Ah almak deyimi, insanlara eziyet ve işkence ederek maddi manevi zarara uğratan kişilere karşı kullanılmaktadır. Zor zamanlardan geçen kişilerin acılarının dışa vuruş şekli olarak da ah çektikleri bilinmektedir. Yani acı çeken kişinin ah etmesi durumuna ah almak denilmektedir. Peki; Ah çıkar mı? Diye bir soru işareti takılıyor aklımıza bazen. Ve siz sevgili okurlarıma;Bu haftaki köşe yazımdan konuyla ilgili, bazı önemli hatırlatmalara yer vermek istedim.
Örneğin iftiraya uğrayan bir kişinin ahı tutabilir ve hiç beklenmedik bir anda iftira atan kişinin başına daha kötü bir şey gelebilir. Böylesi bir durumda; Uğradığın haksızlığın hesabını soramadığınızda üzülmeyin… Bazen yaşadıklarımız gücümüzün üzerindedir. Ve bazı hesapları sorma, kuvveti ve kudreti Allah’a aittir. Unutma ki büyük işler büyük mahkemelerde görülür! İlahi adalet var, Allah öyle büyüktür ki; kimsenin yaptığını yanına bırakmaz, yeter ki sabretmesini bilelim. Çünkü hayat kimsenin ağlayarak kaybettiğini, bir başkasına gülerek kazandırmıyor. Herkese yaptıklarının ve sabırlarının karşılığını mutlaka verecektir…

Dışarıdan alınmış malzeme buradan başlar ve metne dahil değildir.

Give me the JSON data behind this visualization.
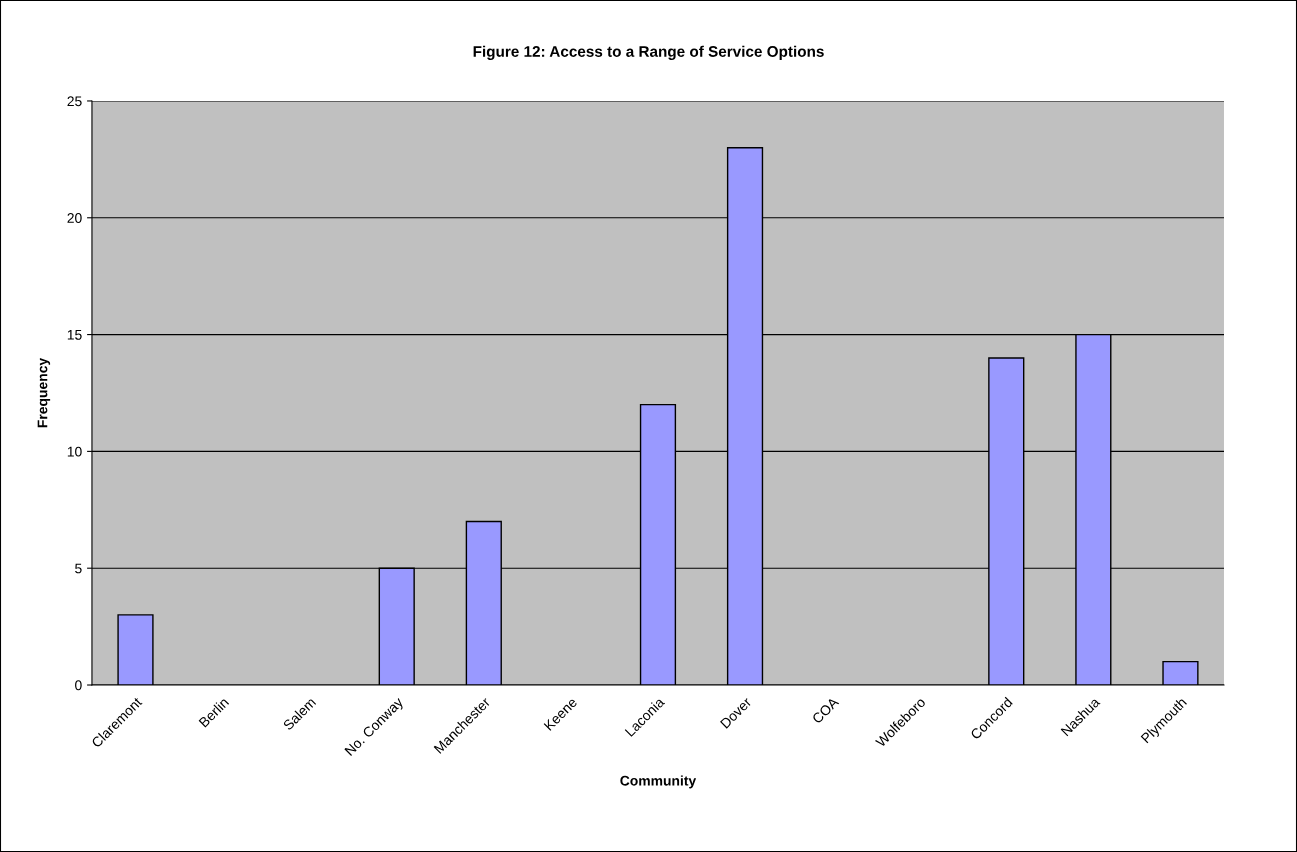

Şöyle ki; Bazen içimiz yandığı halde sabrediyoruz ya hani, kabullenmediğimiz halde yine de susabiliyoruz, hak etmediğimizi bildiğimiz halde yine de imtihandır deyip, sükût edebiliyoruz ya hani. Üzülmeyelim; Allah hepsini görüyor. Bizler içimizi ferah tutalım ve Allah’a havale edelim, bırakalım intikamımızı “O” alsın… Unutmamalıdır ki; Hiçbir haksızlık yoktur ki cezasız kalmasın…
Ve inanıyorum ki; iyi insanlar kaybetmez. Hiçbir zaman umudumuzu yitirmeyelim, konu ne olursa olsun; verilen “üzüntü “ ve alınan “ah” bir cam parçasından daha keskindir. Dönüp dolaşıp üzerine basılır. Kime ne yapılırsa, bir gün sizlerde aynısını yaşarsınız. Allah öyle büyüktür ki; İyinin de kötünün de hakkını mutlaka verir. Üzülerek girdiğimiz kapıdan bizleri mutlu ederek çıkartacak kudrete sahiptir…
Kötülük yapanı, oyunlar çevireni, yalan dolan konuşanı, yüzüne gülüp arkandan sırıtanı, söz verip yarı yolda bırakanı kendi haline bırakalım. Ne arkamıza dönüp düşünelim, ne de geçmişin intikamını almak için uğraşalım. Zaten an geldiğinde, vakit zamanına esir düştüğünde, eden ettiklerinde boğulacaktır…Unutulmamalıdır ki; açılan her yaradan teker teker hesap soracak “Yaradandır.” Çektirilen acı havada asılı kalmaz, çektirenin başına düşer.
Kısacası; Yaygın olarak kullanılan etme bulma dünyası, ah alan iflah olmaz, kimsenin ahı kimsede kalmaz gibi deyimlerle “ah” kelimesinin ne kadar önemli bir anlama geldiğini bir kez daha anlıyoruz. Bir gün herkes yaşayacak, ya aldığı duaları ya aldığı ahları. En önemlisi; Beddua alın ama sakın kimsenin ahını almayın. Çünkü herkes size beddua eder ama siz haklı olduğunuz sürece, beddua döner beddua edene gider, ama bir kişinin ahını alırsanız onu ömrünüz boyunca çekersiniz.Unutmayalım ki Allah; yarına bırakır da, asla yanına bırakmaz…
Tabi ki; doğru olan, ne kimsenin ahını alalım, ne de bedduasını biz en iyisi duasını alalım!
İyi şeyler düşünelim, çünkü ne düşünürsek o olur!